Bernd Albers Gesellschaft von Architekten mbH, Vogt Landschaft GmbH, Arup Deutschland GmbH
Old Space, New Use
Berlin already has a tendency to reuse old buildings: factories transform into clubs, Tempelhof is now a park, even Badeschiff was once a massive shipping container. This trend will likely continue in the coming years, the winning proposal also plans to for “densification and special optimization”—this means reviving the spaces already available to us. In line with the previous plan, the proposal calls for the development of vacant lots and brownfield sites within the city instead of outwards expansion. We can expect to see fewer demolitions and more renovations in the coming years. Do you know that one empty spot you walk by to get to the train every morning? It won’t be empty by 2070.
Jordi & Keller Architekten / Pellnitz Architektur und Städtebau (Berlin), Christina Kautz Landschaftsarchitektur, Ludwig Krause Stadtplaner
Brandenburg will be Cool
Dorfkinder rejoice! Many of the winning proposals include plans to develop Brandenburg in order to connect it with Berlin. This doesn’t only include building new housing complexes and maybe a few beer gardens but also ecologically developing land to produce a productive environment to increase sustainability and economic value. The project proposes a “transition zone” between urban and rural areas of sustainably developed land. This means in 2070 we’ll be heading out to Brandenburg for day trips or nights out and passing through green zones on the way.
Kopperroth / SMAQ / Alex Wall (Berlin und Cambridge, USA), Dipl.-Ing. Stefan Tischer, freischaffender Landschaftsarchitekt, Office MMK – Urban Technologies
Although it is impossible to predict the future in social, cultural, or economic terms, science can tell us very clearly that our planet is warming. In the coming years, both Berlin and Brandenburg will get hotter because of global climate change. The fourth-place proposal plans to expand Berlin and Brandenburg’s waterways, canals, and lakes to keep the area cool and preserve the high quality of life. One of these specific propositions is to create a new neighborhood between the Spree and Landwehr canal (the area encompassing Heinrich-Heine Straße and Kotti) and even connect the two waterways. This area would be completely free of cars and full of parks and canals—sounds like prime real estate to me.

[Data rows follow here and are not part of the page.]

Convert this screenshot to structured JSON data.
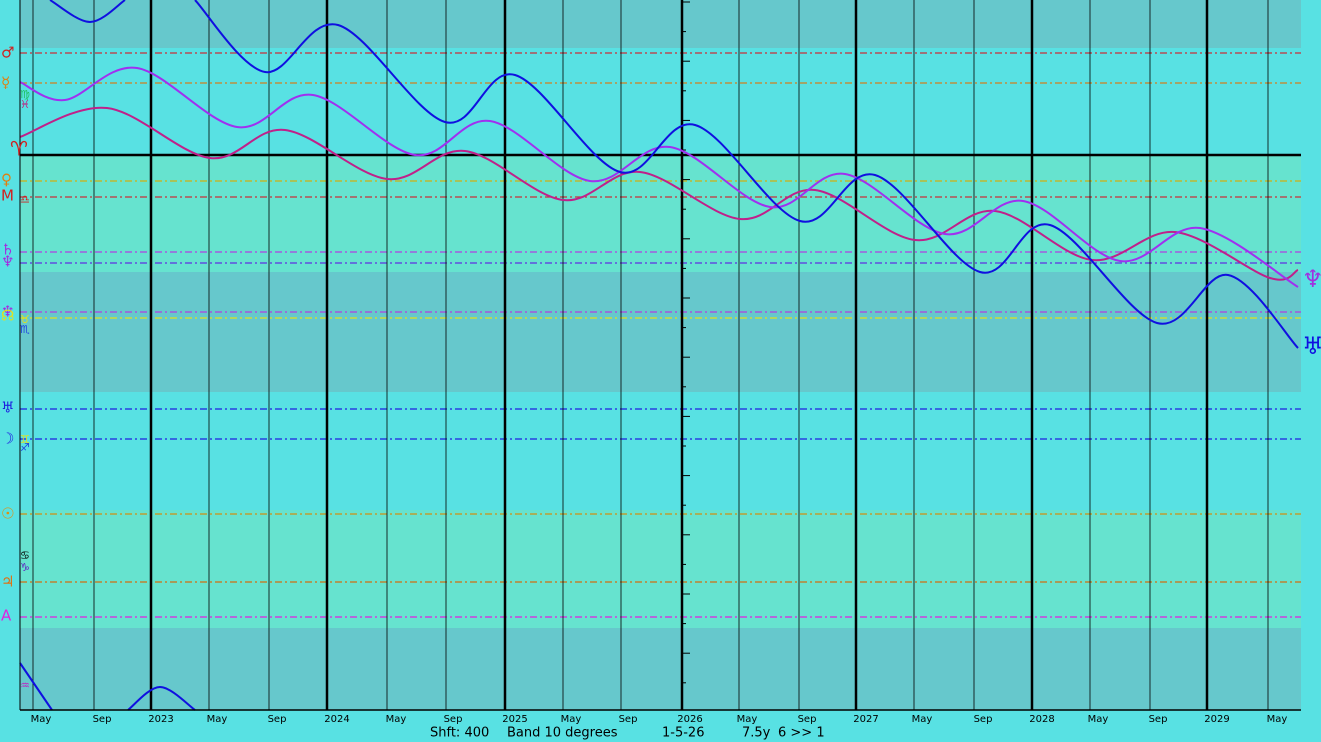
{
  "x_axis_labels": [
    "May",
    "Sep",
    "2023",
    "May",
    "Sep",
    "2024",
    "May",
    "Sep",
    "2025",
    "May",
    "Sep",
    "2026",
    "May",
    "Sep",
    "2027",
    "May",
    "Sep",
    "2028",
    "May",
    "Sep",
    "2029",
    "May"
  ],
  "left_glyphs": [
    "♂",
    "☿",
    "♈",
    "♀",
    "M",
    "♄",
    "♆",
    "♆",
    "☊",
    "♅",
    "☽",
    "☉",
    "♃",
    "A"
  ],
  "sign_glyphs": [
    "♍",
    "♓",
    "♎",
    "♉",
    "♏",
    "♊",
    "♐",
    "♋",
    "♑",
    "♒"
  ],
  "right_glyphs": [
    "♆",
    "♅"
  ],
  "footer": {
    "shift": "Shft: 400",
    "band": "Band 10 degrees",
    "date": "1-5-26",
    "span": "7.5y",
    "step": "6 >> 1"
  }
}
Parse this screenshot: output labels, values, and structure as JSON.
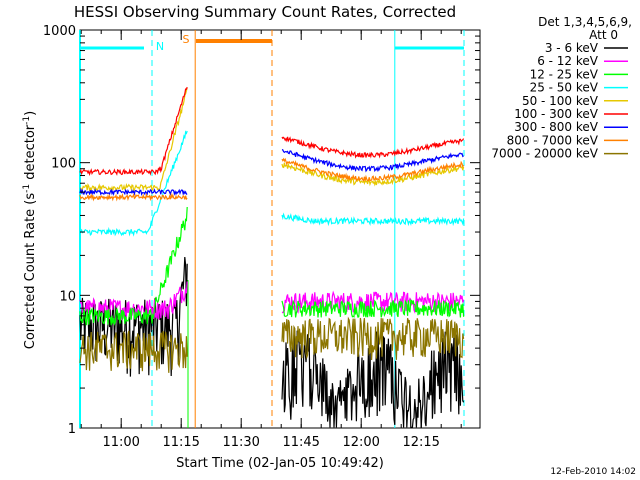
{
  "chart_data": {
    "type": "line",
    "title": "HESSI Observing Summary Count Rates, Corrected",
    "xlabel": "Start Time (02-Jan-05 10:49:42)",
    "ylabel_main": "Corrected Count Rate (s",
    "ylabel_sup1": "-1",
    "ylabel_mid": " detector",
    "ylabel_sup2": "-1",
    "ylabel_end": ")",
    "yscale": "log",
    "ylim": [
      1,
      1000
    ],
    "xlim_minutes": [
      0,
      100
    ],
    "x_ticks": [
      {
        "minute": 10.3,
        "label": "11:00"
      },
      {
        "minute": 25.3,
        "label": "11:15"
      },
      {
        "minute": 40.3,
        "label": "11:30"
      },
      {
        "minute": 55.3,
        "label": "11:45"
      },
      {
        "minute": 70.3,
        "label": "12:00"
      },
      {
        "minute": 85.3,
        "label": "12:15"
      }
    ],
    "y_ticks": [
      {
        "value": 1,
        "label": "1"
      },
      {
        "value": 10,
        "label": "10"
      },
      {
        "value": 100,
        "label": "100"
      },
      {
        "value": 1000,
        "label": "1000"
      }
    ],
    "legend": {
      "header": "Det 1,3,4,5,6,9,",
      "subheader": "Att 0",
      "position": "right"
    },
    "series": [
      {
        "name": "3 - 6 keV",
        "color": "#000000",
        "values": {
          "pre": 6,
          "post": 2.5
        }
      },
      {
        "name": "6 - 12 keV",
        "color": "#ff00ff",
        "values": {
          "pre": 8,
          "post": 9
        }
      },
      {
        "name": "12 - 25 keV",
        "color": "#00ff00",
        "values": {
          "pre": 7,
          "post": 8
        }
      },
      {
        "name": "25 - 50 keV",
        "color": "#00ffff",
        "values": {
          "pre": 30,
          "post": 33
        }
      },
      {
        "name": "50 - 100 keV",
        "color": "#e6c800",
        "values": {
          "pre": 65,
          "post": 75
        }
      },
      {
        "name": "100 - 300 keV",
        "color": "#ff0000",
        "values": {
          "pre": 85,
          "post": 120
        }
      },
      {
        "name": "300 - 800 keV",
        "color": "#0000ff",
        "values": {
          "pre": 60,
          "post": 95
        }
      },
      {
        "name": "800 - 7000 keV",
        "color": "#ff8000",
        "values": {
          "pre": 55,
          "post": 80
        }
      },
      {
        "name": "7000 - 20000 keV",
        "color": "#8b7500",
        "values": {
          "pre": 4,
          "post": 5
        }
      }
    ],
    "flags": [
      {
        "label": "N",
        "color": "#00ffff"
      },
      {
        "label": "S",
        "color": "#ff8000"
      }
    ]
  },
  "footer_date": "12-Feb-2010 14:02"
}
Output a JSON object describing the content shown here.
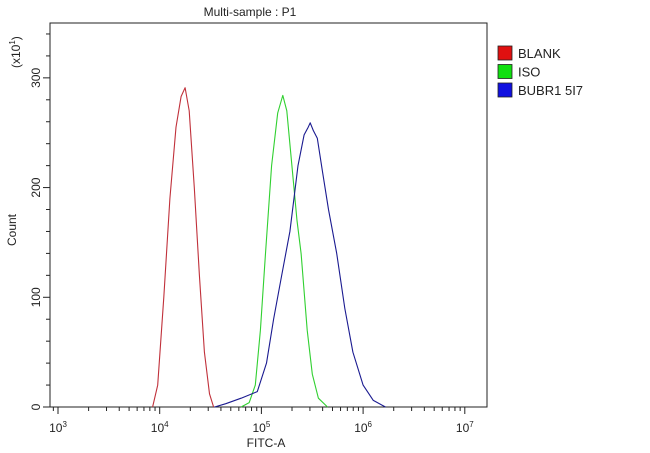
{
  "chart_data": {
    "type": "line",
    "title": "Multi-sample : P1",
    "xlabel": "FITC-A",
    "ylabel": "Count",
    "y_multiplier_label": "(x10",
    "y_multiplier_exp": "1",
    "y_multiplier_close": ")",
    "x_scale": "log",
    "xlim_log10": [
      2.92,
      7.22
    ],
    "ylim": [
      0,
      350
    ],
    "x_ticks": [
      {
        "base": "10",
        "exp": "3",
        "log10": 3
      },
      {
        "base": "10",
        "exp": "4",
        "log10": 4
      },
      {
        "base": "10",
        "exp": "5",
        "log10": 5
      },
      {
        "base": "10",
        "exp": "6",
        "log10": 6
      },
      {
        "base": "10",
        "exp": "7",
        "log10": 7
      }
    ],
    "y_ticks": [
      {
        "label": "0",
        "value": 0
      },
      {
        "label": "100",
        "value": 100
      },
      {
        "label": "200",
        "value": 200
      },
      {
        "label": "300",
        "value": 300
      }
    ],
    "legend_position": "right-top",
    "series": [
      {
        "name": "BLANK",
        "color": "#e01010",
        "line_color": "#c0303a",
        "points_log10x_count": [
          [
            3.93,
            0
          ],
          [
            3.98,
            20
          ],
          [
            4.04,
            100
          ],
          [
            4.1,
            190
          ],
          [
            4.16,
            255
          ],
          [
            4.21,
            283
          ],
          [
            4.25,
            291
          ],
          [
            4.29,
            270
          ],
          [
            4.34,
            200
          ],
          [
            4.39,
            120
          ],
          [
            4.44,
            50
          ],
          [
            4.49,
            12
          ],
          [
            4.53,
            0
          ]
        ]
      },
      {
        "name": "ISO",
        "color": "#10e010",
        "line_color": "#30d030",
        "points_log10x_count": [
          [
            4.8,
            0
          ],
          [
            4.88,
            4
          ],
          [
            4.94,
            20
          ],
          [
            4.99,
            70
          ],
          [
            5.04,
            140
          ],
          [
            5.1,
            220
          ],
          [
            5.16,
            268
          ],
          [
            5.21,
            284
          ],
          [
            5.25,
            270
          ],
          [
            5.3,
            220
          ],
          [
            5.35,
            170
          ],
          [
            5.39,
            140
          ],
          [
            5.45,
            70
          ],
          [
            5.5,
            30
          ],
          [
            5.56,
            8
          ],
          [
            5.65,
            0
          ]
        ]
      },
      {
        "name": "BUBR1 5I7",
        "color": "#1010e0",
        "line_color": "#1a1a90",
        "points_log10x_count": [
          [
            4.54,
            0
          ],
          [
            4.65,
            3
          ],
          [
            4.8,
            8
          ],
          [
            4.96,
            14
          ],
          [
            5.05,
            40
          ],
          [
            5.12,
            80
          ],
          [
            5.2,
            120
          ],
          [
            5.28,
            160
          ],
          [
            5.36,
            220
          ],
          [
            5.42,
            248
          ],
          [
            5.46,
            255
          ],
          [
            5.48,
            259
          ],
          [
            5.51,
            252
          ],
          [
            5.55,
            245
          ],
          [
            5.6,
            215
          ],
          [
            5.66,
            180
          ],
          [
            5.74,
            140
          ],
          [
            5.82,
            90
          ],
          [
            5.9,
            50
          ],
          [
            6.0,
            20
          ],
          [
            6.1,
            6
          ],
          [
            6.22,
            0
          ]
        ]
      }
    ]
  }
}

Thomas Stellmach Planning and Architecture / fabulism GbR (Berlin), Lysann Schmidt Landschaftsarchitektur, Melissa Gómez (Beraterin für nachhaltige Mobilität und urbane Innovation), Marcus Andreas (Berater für Nachhaltigkeit), Florian Strange (Berater für Urbanismus & Design Prozesse)
Even More City Centers
Berlin is already known for its plethora of “downtowns,” (Is it Alexanderplatz? Kudamm? Mitte?) but the fifth-place proposal plans for even more city centers. The “Urban Islands” project suggests that we build cities within cities—in order to relieve competition and tension between city centers and the surrounding areas. Each neighborhood would have its own little city center constituting an “urban archipelago.”
Pedro Pitarch (Madrid)
Although it’s impossible to envision where we’ll be in 50 years, both on an individual and societal level, the International Urban Design Ideas Competition gives us a pretty good idea of where our city is going. We can expect to see innovative businesses appearing in old buildings, more parks, green spaces, and waterways, and maybe even, we’ll all want to move to Brandenburg. By 2070, Berlin will have reinvented itself again—a whole new city awaits us.